走れば走った分だけ体力がつき、打たれれば打たれた分だけ頑強さが増す。岩を持ち上げれたのも重いものを持つという行動に成長して筋力が上がったのだろう。
そして今は、
ビュッ–––––
「ふっ!」
ビュッ–––––
ビュッ–––––
「よっ!はっ!」
昨日と同じ距離からのナナの石投げを避け動体視力と俊敏さの成長を実感していた。
「く……この!チョコマカと!?」
「ふはははは、当たらなければなんとやらなのだ、、、、」
ズリッ、、、ドテン!
コケた。
「いや、ちょ、その、調子に乗ってすまんというか、、、」
「死ねやクソガキー!!」
調子に乗ったらいかんということも実感した。
–––––夜の食堂–––––
「いててて、、、」
「あはは、今日もだいぶやられてたね」
「あの女、これでもかってくらい全力でぶつけてきやがって」
まぁ、もうすっかり傷は治ってるんだが。
石の当たった部分も昨日より傷つきにくくなっている。
「さすがは竜の坊主、ってとこか」
コトン
テーブルにおっさんが料理を置いた。
「おっさんの料理も成長したらいいのにな」
「ちょ、チハヤ…」
「わはは、そんなこと言うだろってお見通しよ。まずはこれを食ってみな」
「なんだ、随分自信ありげなセリフだな」
まぁ期待しないで……モグリ
カチャン。。。
オレは肉を頬張った瞬間フォークを落としてしまった。
「し、塩味が効いてる…だと……?」
「わーっはっはっは!どうだ、俺様の進化した料理は」
「ま、その位だな。

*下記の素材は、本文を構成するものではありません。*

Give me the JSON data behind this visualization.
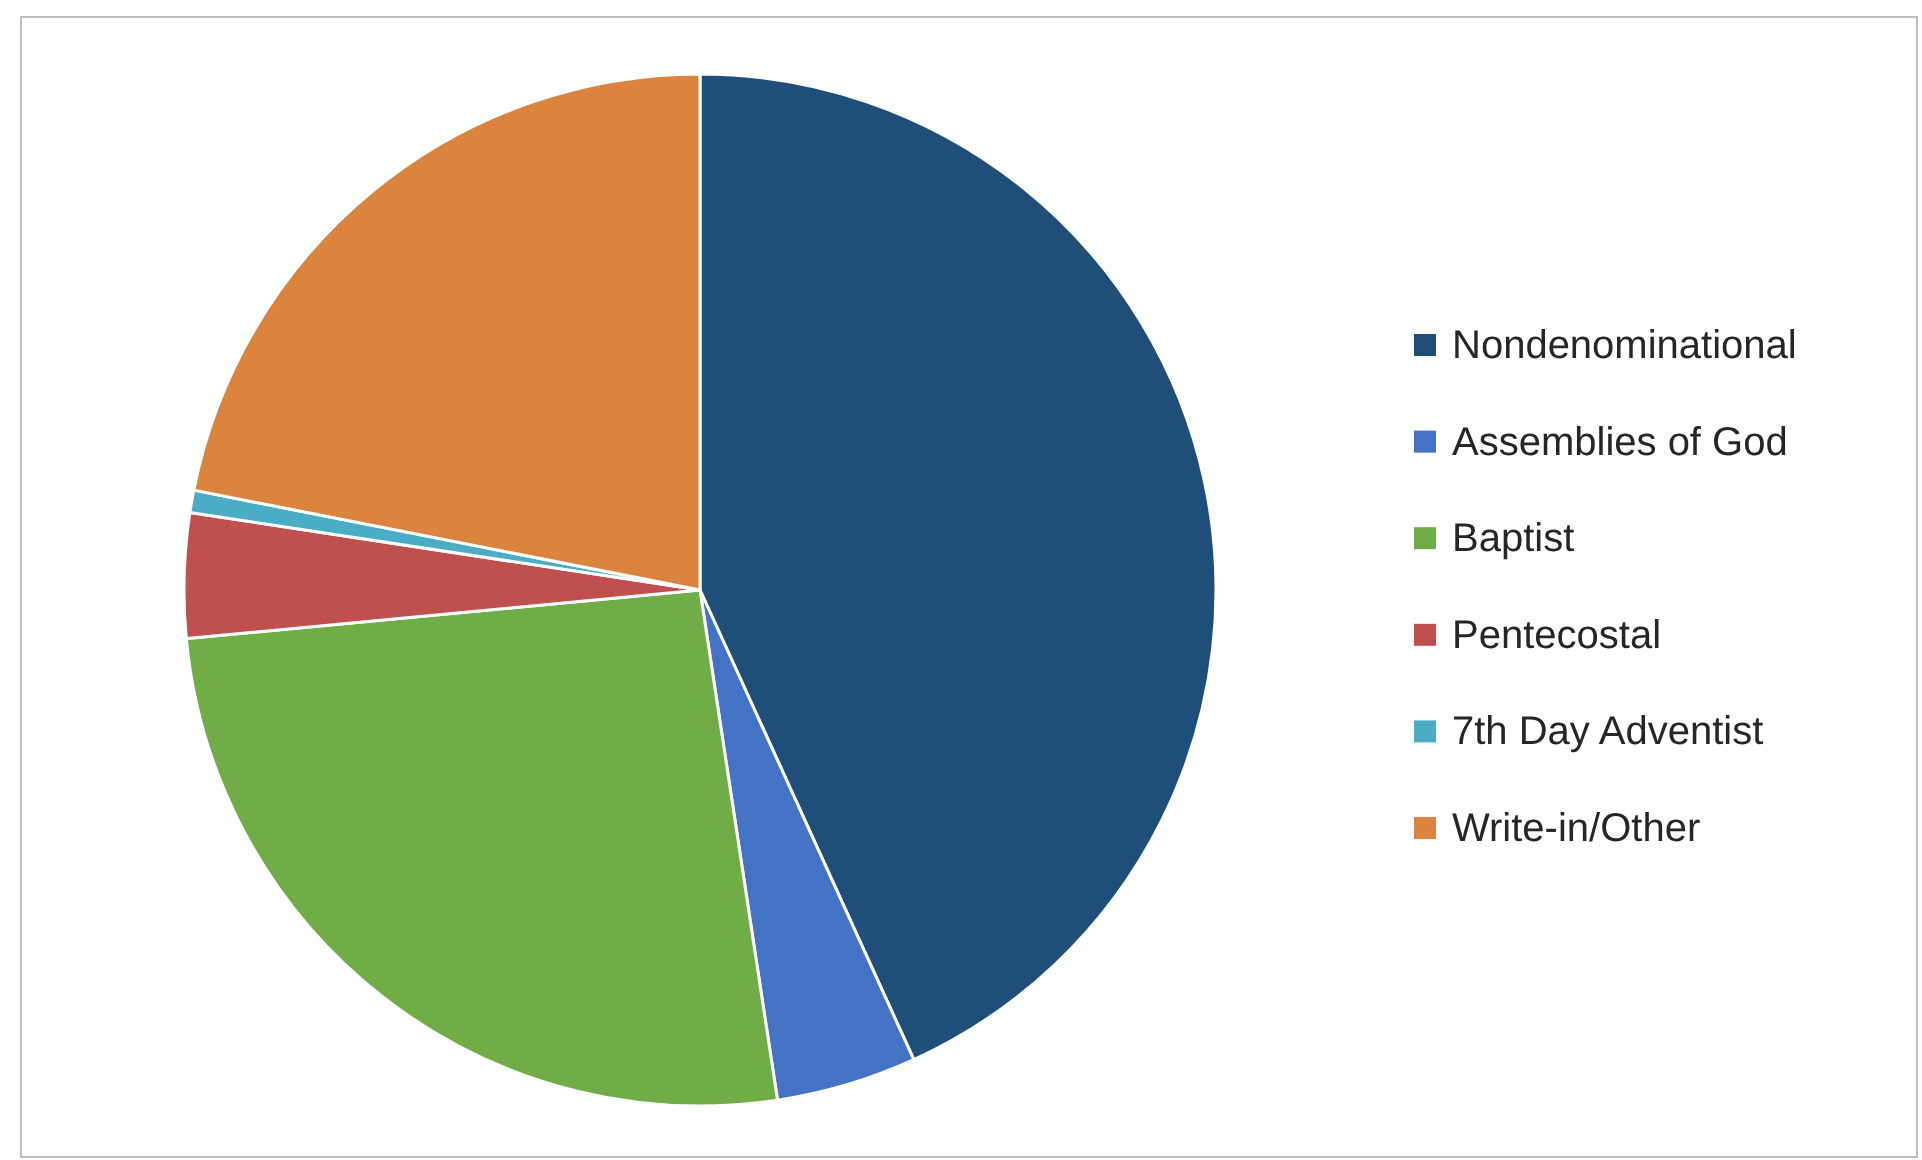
{
  "chart_data": {
    "type": "pie",
    "categories": [
      "Nondenominational",
      "Assemblies of God",
      "Baptist",
      "Pentecostal",
      "7th Day Adventist",
      "Write-in/Other"
    ],
    "values": [
      43.2,
      4.4,
      25.9,
      3.9,
      0.7,
      21.9
    ],
    "colors": [
      "#1f4e79",
      "#4472c4",
      "#70ad47",
      "#c0504d",
      "#4bacc6",
      "#db843d"
    ],
    "legend": "right"
  }
}
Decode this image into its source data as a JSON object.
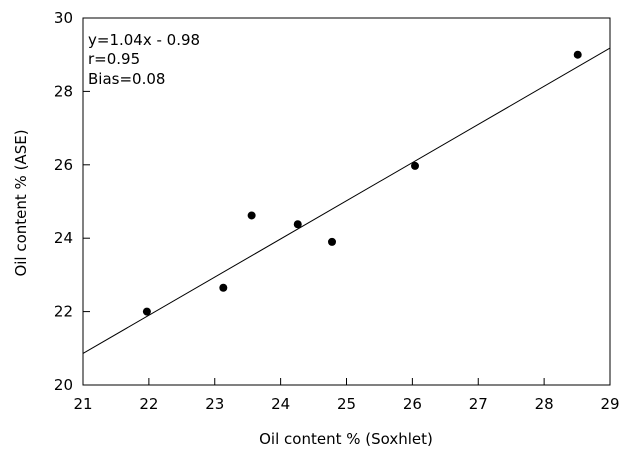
{
  "chart_data": {
    "type": "scatter",
    "title": "",
    "xlabel": "Oil content % (Soxhlet)",
    "ylabel": "Oil content % (ASE)",
    "xlim": [
      21,
      29
    ],
    "ylim": [
      20,
      30
    ],
    "x_ticks": [
      "21",
      "22",
      "23",
      "24",
      "25",
      "26",
      "27",
      "28",
      "29"
    ],
    "y_ticks": [
      "20",
      "22",
      "24",
      "26",
      "28",
      "30"
    ],
    "grid": false,
    "legend": "none",
    "series": [
      {
        "x": [
          21.97,
          23.13,
          23.56,
          24.26,
          24.78,
          26.04,
          28.51
        ],
        "y": [
          22.0,
          22.65,
          24.62,
          24.38,
          23.9,
          25.97,
          29.0
        ]
      }
    ],
    "regression_line": {
      "slope": 1.04,
      "intercept": -0.98,
      "x_range": [
        21,
        29
      ]
    },
    "annotations": [
      "y=1.04x - 0.98",
      "r=0.95",
      "Bias=0.08"
    ]
  },
  "colors": {
    "marker": "#000000",
    "line": "#000000",
    "axis": "#000000",
    "background": "#ffffff"
  }
}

あとは同じだ、美味くはない」
「んだとこらぁ!?」
「まーまー、ジークフリートさんもその位にして。あとは、焼き方をもう少し工夫してみたらもっと美味しくなると思うし。スープも野菜と肉を炒めたものを入れて塩で味を調整したり、サラダにドレッシングかけてみたり、とかね」
「ふむ。焼き方、炒める、ドレッシングか…よし、やってみよう」
頑張れアル。
ここの飯はお前の肩にかかっている。
少し(?)だけ小マシになった料理を食べ、オレたちは部屋へと帰っていった。
–––––兵舎の部屋–––––
「ねーチハヤ。明日は休みだし、言ってた洞窟に行ってみるの?」
「ああ、問題ないか?」
「うん、大丈夫だよ。じゃあ、念のため明日は僕の剣を持っていくね」
「オレは結局武器にも触れなかったからな、魔物が出たら殴るか石でも投げるか」
「あはは、チハヤならそれでも倒せそうだね。街の外に出る魔物はそんなに強くないし。でも、山に入ると集団で囲まれたら危ないからそれだけは注意しようね」
「なるほどね、了解」
「じゃあまた明日」
「ん、おやすみー」
長い一週間だったなと思うと一気に眠気が襲い深い眠りについた。